Influence of standing estrus before an injection of GnRH during a beef cattle fixed-time AI protocol on LH release, subsequent concentrations of progesterone, and steriodogenic enzyme expression

Beef cows that exhibit estrus before fixed-time AI have been reported to have increased pregnancy success and increased concentrations of progesterone during the subsequent estrous cycle. Therefore, these experiments were conducted to evaluate if initiation of standing estrus before an injection of GnRH during a fixed-time AI protocol affected LH pulses, subsequent concentrations of progesterone, and luteal steroidogenic enzyme expression. In Experiments 1 and 2, cows were treated with the CO-Synch protocol (100 μg GnRH day −9, 25 mg PGF2α day −2, and 100 μg GnRH day 0) and allotted to one of two treatments: 1) cows that initiated estrus before GnRH on day 0 (estrus; n = 5) or 2) cows that did not initiate estrus and were induced to ovulate by the GnRH on day 0 (no estrus; n = 5). In Experiment 1, blood samples were collected at 15-min intervals from 0 to 6 (bleed 1), 12 to 20 (bleed 2), 26 to 34 (bleed 3), and 40 to 48 (bleed 4) h after GnRH. Daily blood samples were collected for 17 d.

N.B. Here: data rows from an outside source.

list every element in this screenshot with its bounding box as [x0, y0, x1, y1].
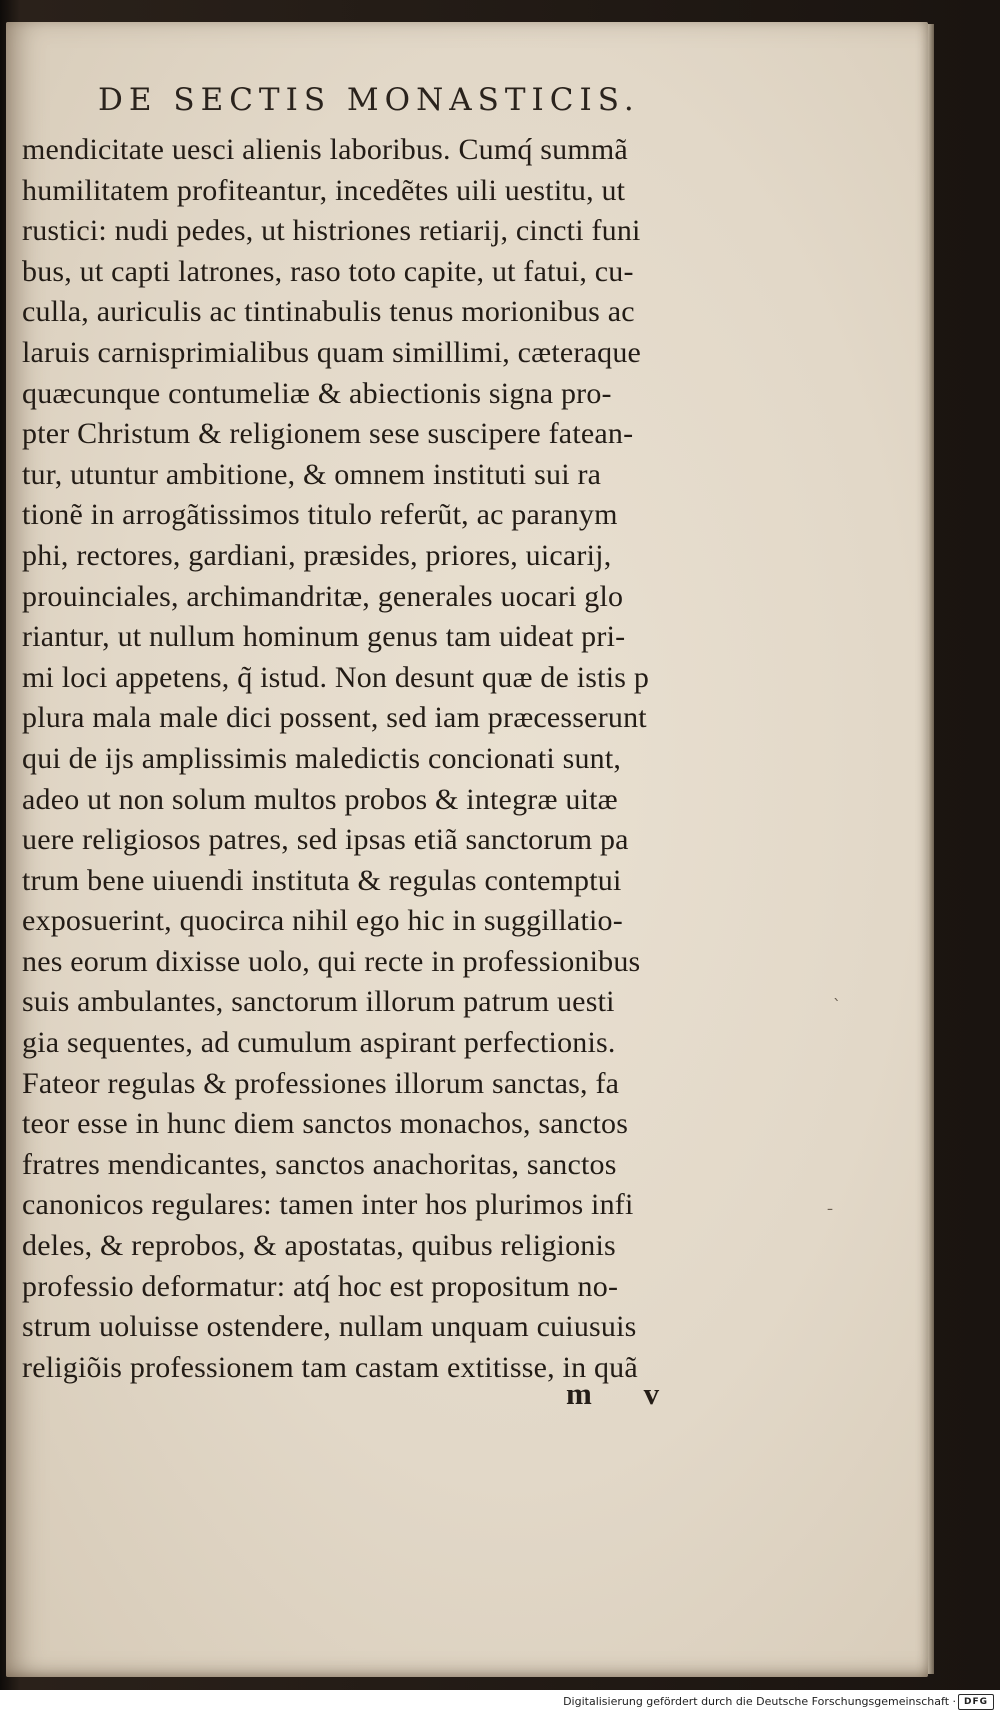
margin-speck: ˎ — [833, 982, 841, 1001]
text-line: gia sequentes, ad cumulum aspirant perfectionis. — [22, 1026, 616, 1060]
text-line: teor esse in hunc diem sanctos monachos, sanctos — [22, 1107, 629, 1141]
page-edge — [928, 24, 934, 1674]
text-line: uere religiosos patres, sed ipsas etiã sanctorum pa — [22, 823, 629, 857]
text-line: bus, ut capti latrones, raso toto capite, ut fatui, cu- — [22, 254, 634, 288]
text-line: pter Christum & religionem sese suscipere fatean- — [22, 417, 634, 451]
text-line: canonicos regulares: tamen inter hos plurimos infi — [22, 1188, 634, 1222]
text-line: Fateor regulas & professiones illorum sanctas, fa — [22, 1066, 620, 1100]
text-line: religiõis professionem tam castam extitisse, in quã — [22, 1350, 638, 1384]
text-line: mendicitate uesci alienis laboribus. Cumq́ summã — [22, 133, 628, 166]
text-line: rustici: nudi pedes, ut histriones retiarij, cincti funi — [22, 214, 641, 248]
text-line: laruis carnisprimialibus quam simillimi, cæteraque — [22, 335, 642, 369]
text-line: quæcunque contumeliæ & abiectionis signa pro- — [22, 376, 612, 410]
text-line: deles, & reprobos, & apostatas, quibus religionis — [22, 1229, 616, 1263]
digitization-credit: Digitalisierung gefördert durch die Deutsche Forschungsgemeinschaft · — [563, 1695, 956, 1708]
text-line: nes eorum dixisse uolo, qui recte in professionibus — [22, 944, 641, 978]
text-line: qui de ijs amplissimis maledictis concionati sunt, — [22, 741, 622, 775]
text-line: mi loci appetens, q̃ istud. Non desunt quæ de istis p — [22, 660, 650, 694]
text-line: trum bene uiuendi instituta & regulas contemptui — [22, 863, 622, 897]
text-line: adeo ut non solum multos probos & integræ uitæ — [22, 782, 618, 816]
text-line: humilitatem profiteantur, incedẽtes uili uestitu, ut — [22, 173, 626, 207]
running-head: DE SECTIS MONASTICIS. — [98, 82, 640, 118]
text-line: prouinciales, archimandritæ, generales uocari glo — [22, 579, 624, 613]
margin-speck: ˉ — [826, 1206, 834, 1225]
signature-mark: m v — [566, 1376, 682, 1411]
dfg-logo: DFG — [958, 1694, 994, 1710]
text-line: professio deformatur: atq́ hoc est propositum no- — [22, 1269, 619, 1303]
text-line: phi, rectores, gardiani, præsides, priores, uicarij, — [22, 538, 612, 572]
text-line: riantur, ut nullum hominum genus tam uideat pri- — [22, 620, 626, 654]
text-line: exposuerint, quocirca nihil ego hic in suggillatio- — [22, 904, 623, 938]
text-line: strum uoluisse ostendere, nullam unquam cuiusuis — [22, 1310, 637, 1344]
text-line: plura mala male dici possent, sed iam præcesserunt — [22, 701, 647, 735]
text-line: tionẽ in arrogãtissimos titulo referũt, ac paranym — [22, 498, 618, 532]
body-text — [22, 130, 782, 1388]
text-line: tur, utuntur ambitione, & omnem instituti sui ra — [22, 457, 602, 491]
text-line: fratres mendicantes, sanctos anachoritas, sanctos — [22, 1147, 617, 1181]
text-line: suis ambulantes, sanctorum illorum patrum uesti — [22, 985, 615, 1019]
text-line: culla, auriculis ac tintinabulis tenus morionibus ac — [22, 295, 635, 329]
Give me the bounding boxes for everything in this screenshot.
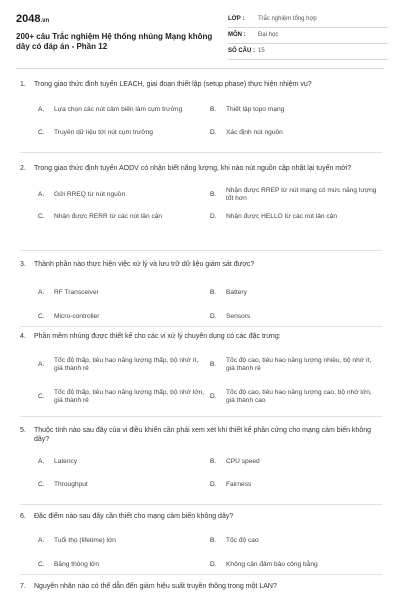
question-text [20, 164, 382, 173]
question-number: 3. [20, 261, 26, 268]
question-divider [20, 152, 382, 153]
option-letter: B. [210, 288, 217, 296]
option-text: Fairness [226, 481, 252, 489]
logo-main: 2048 [16, 13, 41, 25]
answer-option-c[interactable] [38, 209, 206, 225]
option-text: CPU speed [226, 458, 260, 466]
option-text: Tốc độ thấp, tiêu hao năng lượng thấp, bộ nhớ ít, giá thành rẻ [54, 356, 199, 373]
meta-value: Đại học [258, 32, 279, 39]
option-letter: B. [210, 458, 217, 466]
option-text: Truyền dữ liệu tới nút cụm trưởng [54, 128, 153, 136]
option-text: Latency [54, 458, 78, 466]
answer-option-a[interactable] [38, 285, 206, 301]
option-text: Sensors [226, 312, 251, 320]
meta-row-class [228, 12, 388, 28]
option-letter: D. [210, 312, 217, 320]
option-text: Băng thông lớn [54, 560, 100, 568]
question-stem: Nguyên nhân nào có thể dẫn đến giảm hiệu suất truyền thông trong một LAN? [34, 583, 277, 590]
option-text: RF Transceiver [54, 288, 99, 296]
option-letter: B. [210, 360, 217, 368]
question-stem: Đặc điểm nào sau đây cần thiết cho mạng cảm biến không dây? [34, 513, 234, 520]
question-text [20, 426, 382, 445]
option-text: Tốc độ cao, tiêu hao năng lượng cao, bộ nhớ lớn, giá thành cao [226, 388, 372, 405]
header-divider [16, 68, 384, 69]
answer-option-b[interactable] [210, 97, 378, 123]
question-3 [20, 260, 382, 321]
answer-option-c[interactable] [38, 557, 206, 573]
option-text: Nhận được HELLO từ các nút lân cận [226, 212, 338, 220]
meta-value: Trắc nghiệm tổng hợp [258, 16, 317, 23]
option-text: Xác định nút nguồn [226, 128, 283, 136]
option-text: Lựa chọn các nút cảm biến làm cụm trưởng [54, 105, 183, 113]
answer-option-d[interactable] [210, 385, 378, 409]
question-1 [20, 80, 382, 149]
answer-option-c[interactable] [38, 125, 206, 141]
option-letter: D. [210, 212, 217, 220]
page-header [16, 12, 386, 60]
question-text [20, 582, 382, 591]
question-stem: Phần mềm nhúng được thiết kế cho các vi xử lý chuyên dụng có các đặc trưng: [34, 333, 281, 340]
option-text: Tuổi thọ (lifetime) lớn [54, 536, 116, 544]
answer-option-b[interactable] [210, 183, 378, 207]
answer-option-a[interactable] [38, 533, 206, 549]
question-text [20, 332, 382, 341]
option-letter: C. [38, 392, 45, 400]
option-letter: A. [38, 190, 45, 198]
answer-option-c[interactable] [38, 385, 206, 409]
answer-option-a[interactable] [38, 97, 206, 123]
meta-row-subject [228, 28, 388, 44]
question-divider [20, 416, 382, 417]
question-4 [20, 332, 382, 413]
question-number: 7. [20, 583, 26, 590]
question-text [20, 80, 382, 89]
answer-option-a[interactable] [38, 455, 206, 471]
option-letter: B. [210, 536, 217, 544]
answer-option-b[interactable] [210, 285, 378, 301]
option-text: Nhận được RREP từ nút mạng có mức năng lượng tốt hơn [226, 186, 377, 203]
option-text: Tốc độ cao [226, 536, 259, 544]
answer-option-b[interactable] [210, 455, 378, 471]
question-number: 5. [20, 427, 26, 434]
option-letter: D. [210, 128, 217, 136]
option-letter: B. [210, 190, 217, 198]
option-text: Micro-controller [54, 312, 100, 320]
option-letter: D. [210, 392, 217, 400]
option-text: Battery [226, 288, 247, 296]
option-letter: D. [210, 481, 217, 489]
question-number: 1. [20, 81, 26, 88]
option-text: Tốc độ thấp, tiêu hao năng lượng thấp, bộ nhớ lớn, giá thành rẻ [54, 388, 205, 405]
question-stem: Trong giao thức định tuyến LEACH, giai đoạn thiết lập (setup phase) thực hiện nhiệm vụ? [34, 81, 312, 88]
option-letter: C. [38, 212, 45, 220]
answer-option-b[interactable] [210, 533, 378, 549]
question-divider [20, 326, 382, 327]
answer-option-c[interactable] [38, 309, 206, 325]
answer-option-a[interactable] [38, 353, 206, 377]
question-7 [20, 582, 382, 591]
option-letter: A. [38, 458, 45, 466]
question-divider [20, 504, 382, 505]
answer-option-b[interactable] [210, 353, 378, 377]
option-text: Không cần đảm bảo công bằng [226, 560, 318, 568]
question-stem: Trong giao thức định tuyến AODV có nhận biết năng lượng, khi nào nút nguồn cập nhật lại tuyến mới? [34, 165, 352, 172]
answer-option-a[interactable] [38, 183, 206, 207]
option-letter: C. [38, 560, 45, 568]
option-text: Nhận được RERR từ các nút lân cận [54, 212, 163, 220]
site-logo[interactable] [16, 12, 49, 27]
option-letter: A. [38, 536, 45, 544]
answer-option-d[interactable] [210, 125, 378, 141]
question-6 [20, 512, 382, 573]
question-divider [20, 574, 382, 575]
question-text [20, 512, 382, 521]
question-number: 4. [20, 333, 26, 340]
option-letter: C. [38, 312, 45, 320]
meta-key: SỐ CÂU : [228, 48, 255, 55]
meta-value: 15 [258, 48, 265, 55]
question-2 [20, 164, 382, 233]
question-divider [20, 250, 382, 251]
answer-option-d[interactable] [210, 309, 378, 325]
option-letter: B. [210, 105, 217, 113]
answer-option-d[interactable] [210, 557, 378, 573]
logo-tld: .vn [40, 18, 50, 24]
meta-key: MÔN : [228, 32, 246, 39]
question-number: 2. [20, 165, 26, 172]
option-letter: C. [38, 128, 45, 136]
question-stem: Thành phần nào thực hiện việc xử lý và lưu trữ dữ liệu giám sát được? [34, 261, 255, 268]
option-letter: A. [38, 105, 45, 113]
option-text: Throughput [54, 481, 88, 489]
question-stem: Thuộc tính nào sau đây của vi điều khiển cần phải xem xét khi thiết kế phần cứng cho mạng cảm biến không dây? [34, 427, 372, 444]
meta-key: LỚP : [228, 16, 245, 23]
option-text: Gửi RREQ từ nút nguồn [54, 190, 126, 198]
option-letter: A. [38, 288, 45, 296]
question-text [20, 260, 382, 269]
option-text: Thiết lập topo mạng [226, 105, 285, 113]
option-text: Tốc độ cao, tiêu hao năng lượng nhiều, bộ nhớ ít, giá thành rẻ [226, 356, 372, 373]
answer-option-c[interactable] [38, 478, 206, 494]
question-5 [20, 426, 382, 497]
meta-row-count [228, 44, 388, 60]
option-letter: A. [38, 360, 45, 368]
question-number: 6. [20, 513, 26, 520]
option-letter: C. [38, 481, 45, 489]
answer-option-d[interactable] [210, 478, 378, 494]
answer-option-d[interactable] [210, 209, 378, 225]
meta-table [228, 12, 388, 60]
option-letter: D. [210, 560, 217, 568]
page-title: 200+ câu Trắc nghiệm Hệ thống nhúng Mạng không dây có đáp án - Phần 12 [16, 32, 213, 52]
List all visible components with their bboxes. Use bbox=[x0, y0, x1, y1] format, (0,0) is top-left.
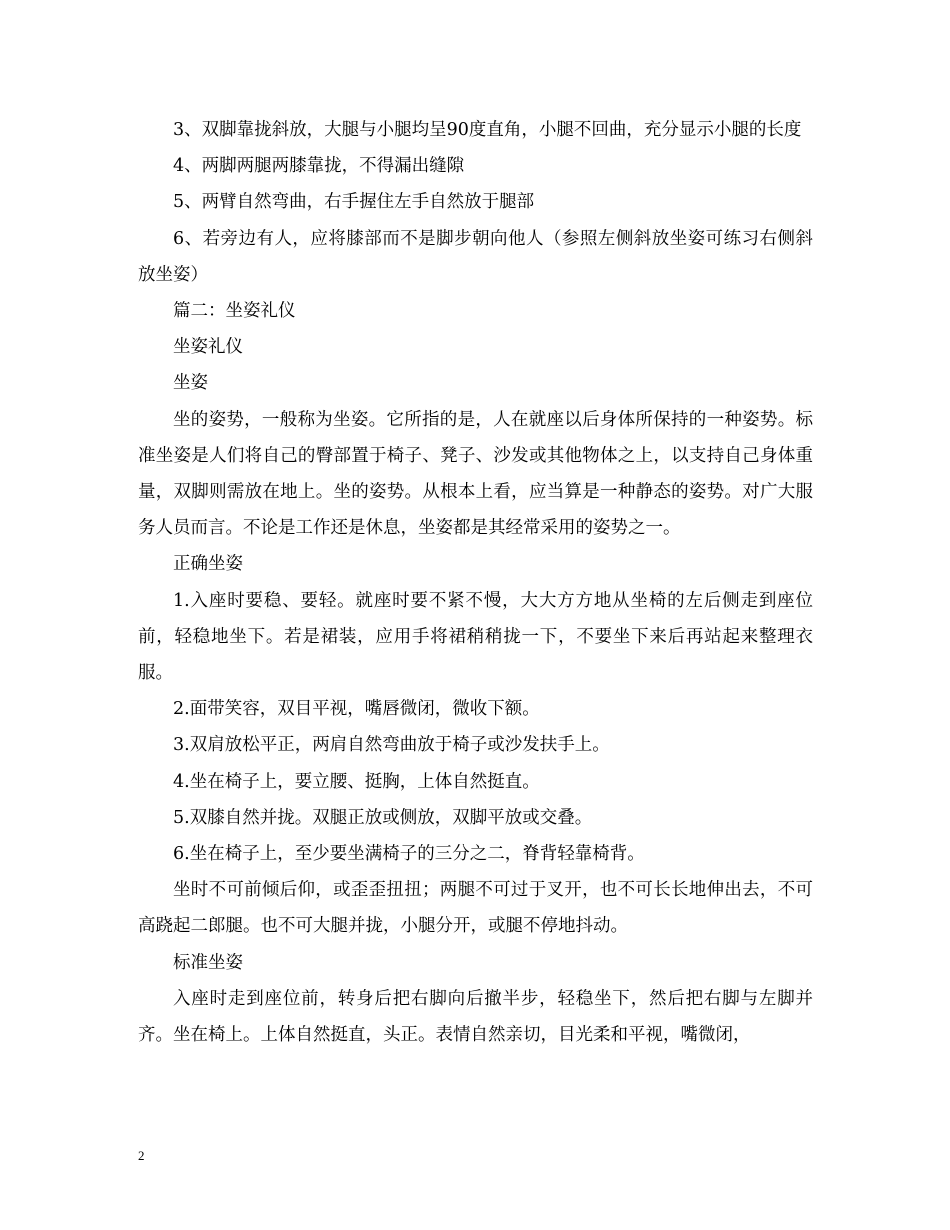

Initiation of estrus before the GnRH injection had no effect on LH release or the pattern of progesterone increase; however, cows detected in estrus had overall increased (P = 0.002) concentrations of progesterone compared with cows not in estrus. In Experiment 2, estrus was detected with the HeatWatch system. Location and size of the ovulatory follicle was determined on day 0 by transrectal ultrasonography at time of injection with GnRH. Blood samples were collected on days 3, 4, 5, 7, and 9; luteal tissue was collected on day 10 (n = 4 estrus and n = 9 no estrus) from corpus luteum (CL) originating from similar-sized follicles (13.0 to 16.0 mm). Total cellular RNA was extracted, and relative mRNA levels were determined by real-time reverse transcription PCR and corrected for GAPDH. There was no effect of estrus on CL weight or concentrations of progesterone. In addition, there was no effect of estrus, follicle size, or CL weight on luteal expression of LH receptor, StAR, CYP11A1, or 3βHSD. However, there was a correlation between follicle size and CL weight (P = 0.01; R2 = 0.43); for every increase of 1 mm in follicle size, CL weight increased by 1.5 g. In summary, estrus did not influence release of LH, CL weight, progesterone concentrations, or expression of steriodogenic enzymes. However, as follicle size increased, CL weight increased; therefore, both follicle size and CL weight were associated with progesterone concentrations.